Оба они знали, когда присылаются в подобном числе и для чего создаются комиссии в императорской канцелярии. Крайне неуважительный жест. Именно они и определяют новый порядок на покоренных землях, и сколько в чью пользу конфискуется.

– Лучше плохой договор и свободный путь, чем отсутствие соглашения и гибель всего войска, а затем и народа, – отрезал командир федератского отряда.

Не прощаясь, он повернулся и по-молодому поднялся в седло. С его точки зрения, разговор закончен. Он сделал для союзника максимально много. Идти против своих товарищей не станет. Тем более если это не сулит выгоды ни ему лично, ни федератам вообще.

– Убить? – на пределе слышимости спросил стоящий весь разговор за спиной Рей, берясь за рукоять меча. Пятеро охранников не спасут бывшего князя, стоит старшему брату кивнуть. Люди откровенно злы на федератов и прикончат их не раздумывая, по первому знаку.

– Нет, будет еще хуже.

Йорвик обернулся и еле заметно поклонился. Настороженность куда-то исчезла, и осталось одно уважение. Похоже, он прекрасно сознавал, насколько рисковал, заявившись сюда и практически предупредив о разрыве союза. Другого варианта не будет. Враг наверняка согласится на их условия, надеясь разделить и поссорить чужую армию. А вот что произойдет потом, вопрос очень интересный. Блору-то уже без разницы будет. Вряд ли представится возможность позлорадствовать, когда погонят назад в Каменный пояс, с кровью. Сдаваться на милость победителей он не собирался.

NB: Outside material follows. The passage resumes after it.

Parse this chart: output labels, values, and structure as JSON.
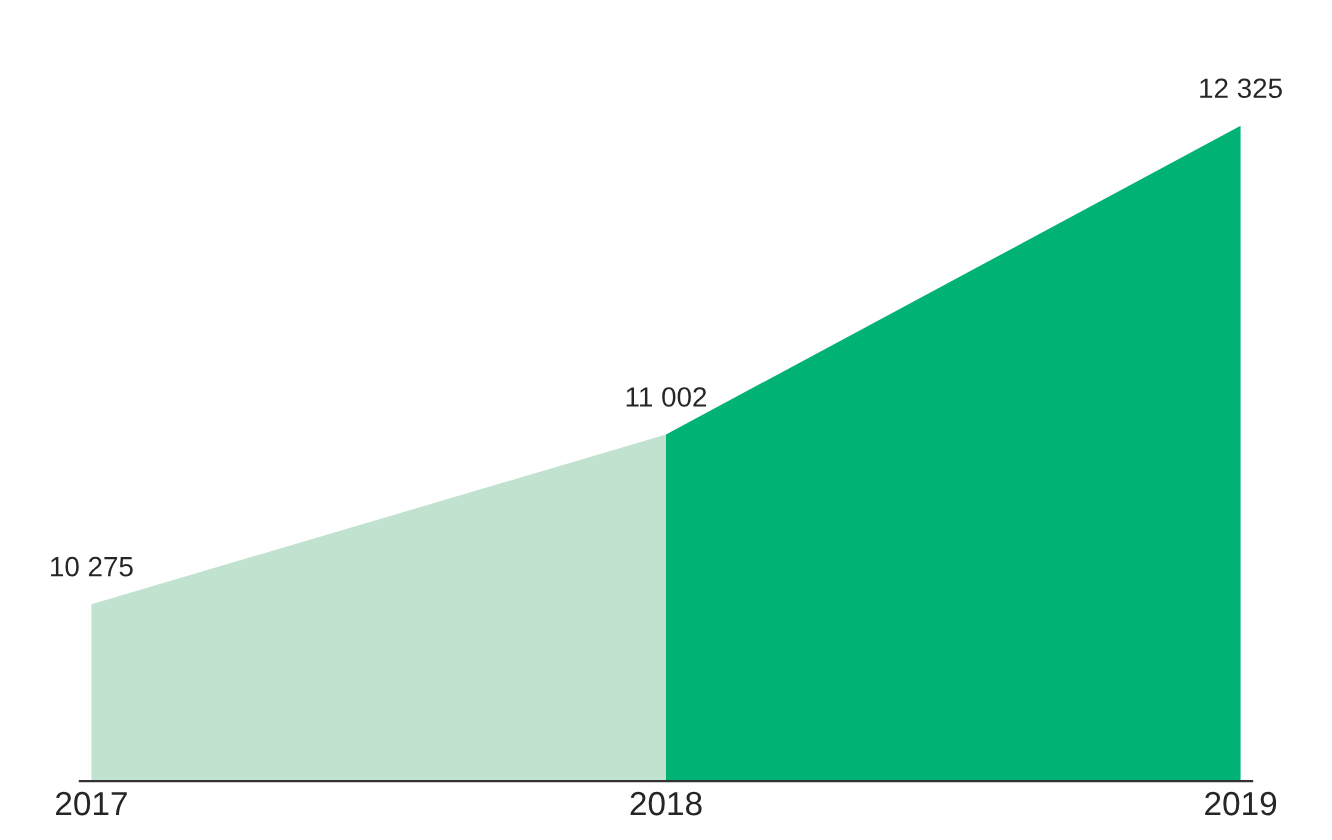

Глава 19. Искусство умирать

Опять падал снег, и что гораздо хуже – дул резкий ветер с гор. Они темнели черной жутью, нависая над полем. Вроде бы снег давно должен засыпать мрачные деревья на их склонах, а они продолжали неподвижно торчать, почти неприкрытые белым, мрачно наблюдая за людскими делами.

К рассвету ударил мороз, и может быть, теперь и болото станет проходимее. Прокладывать через него гать давно замучились все. Пользы от действий никаких. Сколько ни валить в булькающие недра, топи все мало. Одна морока, да и враг давно в курсе и, посмеиваясь, наблюдает за стараниями. Узкая дорожка при необходимости может стать смертельной ловушкой.

Выстроенные прямо посреди поля отряды торчали долго и успели замерзнуть. Огромным квадратом стояли полки, охватывая со всех сторон бывшее левое крыло. Шесть с лишним тысяч человек разоружили и пригнали сюда на экзекуцию. Тут уж речами не отделаться, и придется отвечать за показанную в бою спину и за отказ выйти в поле на помощь товарищам. За все рано или поздно приходится платить. И хорошо, когда не потоками крови.

Шеренги молчали, лишь изредка боязливо перешептывались. Уже видели, как на излишне громкий голос кидались озверелые кнехты, прибывшие из Серкана, практически личная гвардия Анжольви. Говорунам приходилось плохо. Некоторых секли до полусмерти. Явно для примера. Пусть не каждый из стоящих здесь бросил оружие или проявил трусость, никто не собирался разбираться. Все отвечают за всех, и любой член полка принимает участие в разделе добычи и наказании.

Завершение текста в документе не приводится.